Woo, live music! And I do like Richman so I’ll check it out.
I’ve seen them live before but still haven’t actually gotten around to checking out much of the (vast amount of) recorded stuff. But I really liked this one: https://fikarecordings.bandcamp.com/track/orange-juice
And this one: https://fikarecordings.bandcamp.com/track/near-future
Tales From The Crypt, “Judy, You’re Not Yourself Today” – A delightfully strange and even touching episode in contrast to “The Sacrifice” guest starring Carol Kane(!) with a jaunty score. A witch wreaks havoc on a married couple by perpetually switching bodies with them. Like “Collection Completed”, it’s about marriage between two weirdos; the distinction is that they have long ago figured out a certain routine to work out their individual dysfunctions, so the final reversal is surprisingly devastating.
Widow’s Bay, “Our History” – One of the best things Ti West has directed, certainly because there were ACTUAL PACING RESTRICTIONS. The episode delves into Widow’s Bay’s early history from the POV of colony founder/first mayor Richard Warren’s new, increasingly terrified wife Sarah.

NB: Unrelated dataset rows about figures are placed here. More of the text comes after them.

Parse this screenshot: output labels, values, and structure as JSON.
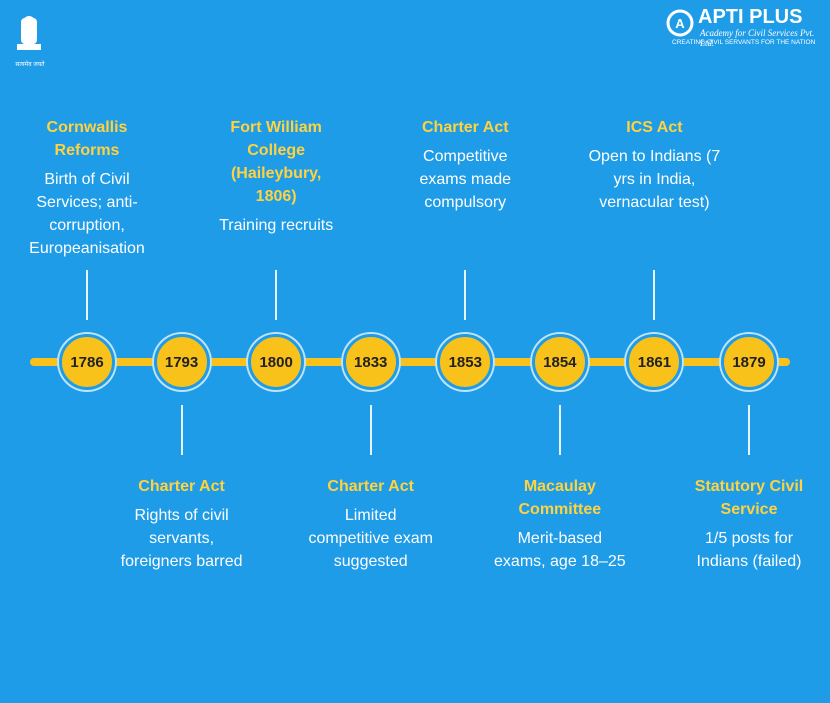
{
  "header": {
    "emblem_motto": "सत्यमेव जयते",
    "brand": "APTI PLUS",
    "brand_subtitle": "Academy for Civil Services Pvt. Ltd.",
    "tagline": "CREATING CIVIL SERVANTS FOR THE NATION"
  },
  "timeline": {
    "events": [
      {
        "year": "1786",
        "title": "Cornwallis Reforms",
        "description": "Birth of Civil Services; anti-corruption, Europeanisation"
      },
      {
        "year": "1793",
        "title": "Charter Act",
        "description": "Rights of civil servants, foreigners barred"
      },
      {
        "year": "1800",
        "title": "Fort William College (Haileybury, 1806)",
        "description": "Training recruits"
      },
      {
        "year": "1833",
        "title": "Charter Act",
        "description": "Limited competitive exam suggested"
      },
      {
        "year": "1853",
        "title": "Charter Act",
        "description": "Competitive exams made compulsory"
      },
      {
        "year": "1854",
        "title": "Macaulay Committee",
        "description": "Merit-based exams, age 18–25"
      },
      {
        "year": "1861",
        "title": "ICS Act",
        "description": "Open to Indians (7 yrs in India, vernacular test)"
      },
      {
        "year": "1879",
        "title": "Statutory Civil Service",
        "description": "1/5 posts for Indians (failed)"
      }
    ]
  }
}
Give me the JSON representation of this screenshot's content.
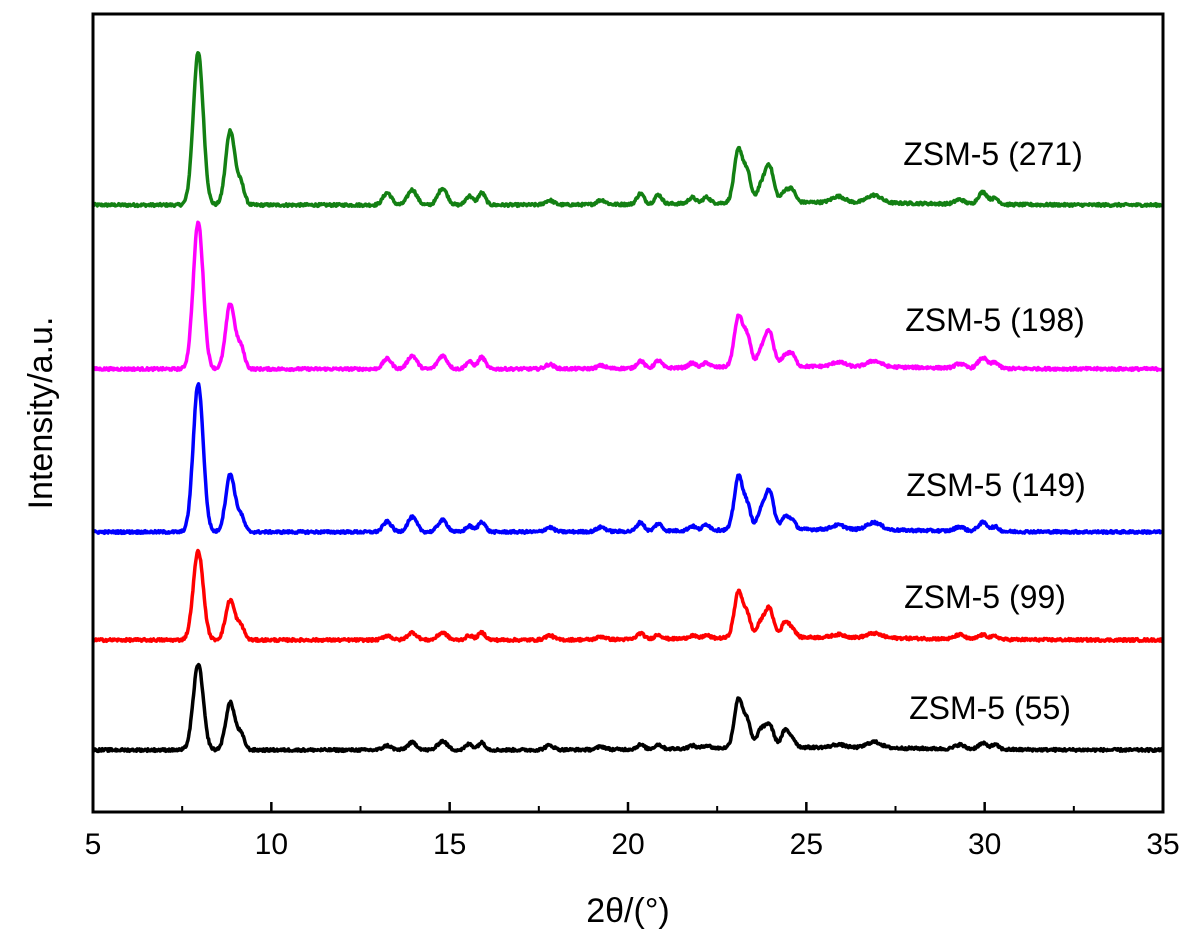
{
  "chart_data": {
    "type": "line",
    "title": "",
    "xlabel": "2θ/(°)",
    "ylabel": "Intensity/a.u.",
    "xlim": [
      5,
      35
    ],
    "x_ticks": [
      5,
      10,
      15,
      20,
      25,
      30,
      35
    ],
    "y_ticks_shown": false,
    "grid": false,
    "legend": "none (series labelled directly beside each trace)",
    "peak_positions_2theta": [
      7.95,
      8.85,
      9.15,
      13.25,
      13.95,
      14.8,
      15.55,
      15.9,
      17.8,
      19.25,
      20.35,
      20.85,
      21.8,
      22.2,
      23.1,
      23.35,
      23.7,
      23.95,
      24.4,
      24.6,
      25.9,
      26.9,
      29.3,
      29.95,
      30.3
    ],
    "series": [
      {
        "name": "ZSM-5 (271)",
        "color": "#138013",
        "baseline_rel": 0.075,
        "peak_intensities_rel": [
          1.0,
          0.49,
          0.13,
          0.08,
          0.1,
          0.11,
          0.06,
          0.08,
          0.03,
          0.03,
          0.07,
          0.06,
          0.04,
          0.04,
          0.35,
          0.18,
          0.08,
          0.25,
          0.07,
          0.08,
          0.04,
          0.05,
          0.03,
          0.08,
          0.04
        ]
      },
      {
        "name": "ZSM-5 (198)",
        "color": "#ff00ff",
        "baseline_rel": 0.075,
        "peak_intensities_rel": [
          0.99,
          0.44,
          0.14,
          0.07,
          0.09,
          0.09,
          0.05,
          0.08,
          0.03,
          0.02,
          0.05,
          0.05,
          0.03,
          0.03,
          0.34,
          0.19,
          0.08,
          0.24,
          0.07,
          0.08,
          0.03,
          0.04,
          0.03,
          0.07,
          0.04
        ]
      },
      {
        "name": "ZSM-5 (149)",
        "color": "#0000ff",
        "baseline_rel": 0.075,
        "peak_intensities_rel": [
          1.0,
          0.39,
          0.1,
          0.07,
          0.1,
          0.08,
          0.04,
          0.07,
          0.03,
          0.03,
          0.06,
          0.05,
          0.03,
          0.04,
          0.36,
          0.15,
          0.09,
          0.27,
          0.08,
          0.06,
          0.03,
          0.05,
          0.03,
          0.06,
          0.03
        ]
      },
      {
        "name": "ZSM-5 (99)",
        "color": "#ff0000",
        "baseline_rel": 0.075,
        "peak_intensities_rel": [
          0.6,
          0.27,
          0.09,
          0.03,
          0.05,
          0.05,
          0.03,
          0.05,
          0.03,
          0.02,
          0.04,
          0.03,
          0.02,
          0.02,
          0.31,
          0.14,
          0.08,
          0.2,
          0.1,
          0.06,
          0.02,
          0.03,
          0.03,
          0.03,
          0.02
        ]
      },
      {
        "name": "ZSM-5 (55)",
        "color": "#000000",
        "baseline_rel": 0.075,
        "peak_intensities_rel": [
          0.58,
          0.32,
          0.1,
          0.03,
          0.05,
          0.06,
          0.04,
          0.05,
          0.03,
          0.02,
          0.03,
          0.03,
          0.02,
          0.02,
          0.33,
          0.16,
          0.1,
          0.16,
          0.11,
          0.06,
          0.02,
          0.04,
          0.03,
          0.04,
          0.03
        ]
      }
    ]
  }
}
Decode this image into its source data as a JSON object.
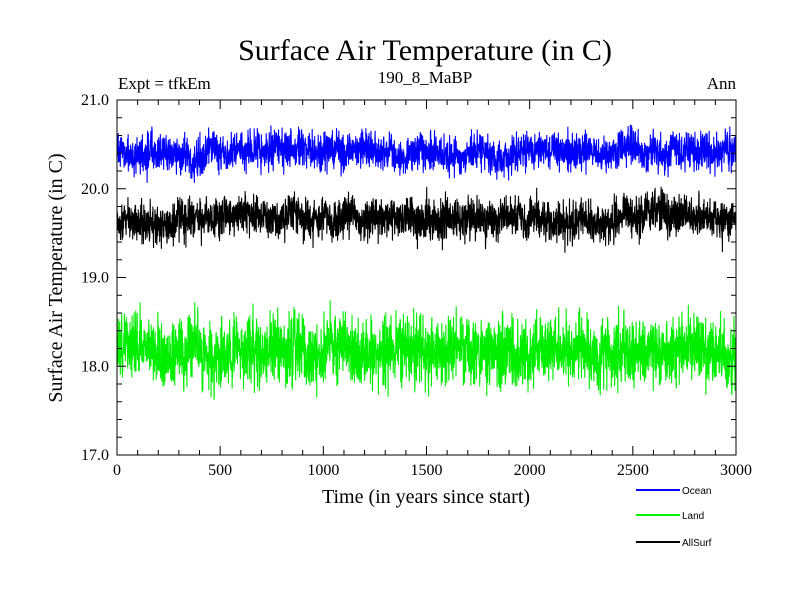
{
  "chart_data": {
    "type": "line",
    "title": "Surface Air Temperature (in C)",
    "subtitle_left": "Expt = tfkEm",
    "subtitle_center": "190_8_MaBP",
    "subtitle_right": "Ann",
    "xlabel": "Time (in years since start)",
    "ylabel": "Surface Air Temperature (in C)",
    "xlim": [
      0,
      3000
    ],
    "ylim": [
      17.0,
      21.0
    ],
    "x_ticks": [
      0,
      500,
      1000,
      1500,
      2000,
      2500,
      3000
    ],
    "y_ticks": [
      "17.0",
      "18.0",
      "19.0",
      "20.0",
      "21.0"
    ],
    "legend_position": "bottom-right, below plot",
    "series": [
      {
        "name": "Ocean",
        "color": "#0000ff",
        "mean": 20.42,
        "noise": 0.12,
        "min": 20.05,
        "max": 20.74
      },
      {
        "name": "Land",
        "color": "#00ee00",
        "mean": 18.18,
        "noise": 0.22,
        "min": 17.5,
        "max": 18.82
      },
      {
        "name": "AllSurf",
        "color": "#000000",
        "mean": 19.68,
        "noise": 0.13,
        "min": 19.22,
        "max": 20.03
      }
    ]
  }
}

Great performances from Betty Gilpin (of course)* and Hamish Linklater and the final reveal adds real moral ambiguity to what could be an otherwise pat depiction of evil seemingly vanquished. Warren was, as it turns out, a murderer who made a pact with what seems to be a demon…but what if he’s right?
*Who supplies some real black-hearted laughs with her discomfort and fear, and she makes the eighteenth century dialogue sing by being as natural as possible. “You must take ten good and strong men!”
Hell yeah Carol Kane.
Co-sign everything here, especially that bullshit moral dodge with the blood. Cowards! I hated the mid-credits ending though, which made no sense logistically (three months after Halloween and it’s a new year? Or is summer in January?) and in general, why the musical setup for something so ridiculous? Anyway, I did laugh a lot at the one death that was a literalization of “behold the ravages of age!” hopefully today’s teens will grow into understanding/mentally adding classic Simpsons references in their mediocre slashers.
You know, I didn’t think about the timeline aspect, and you’re right, that’s bullshit.
Fingers crossed for the youth inheriting classic Simpsons references.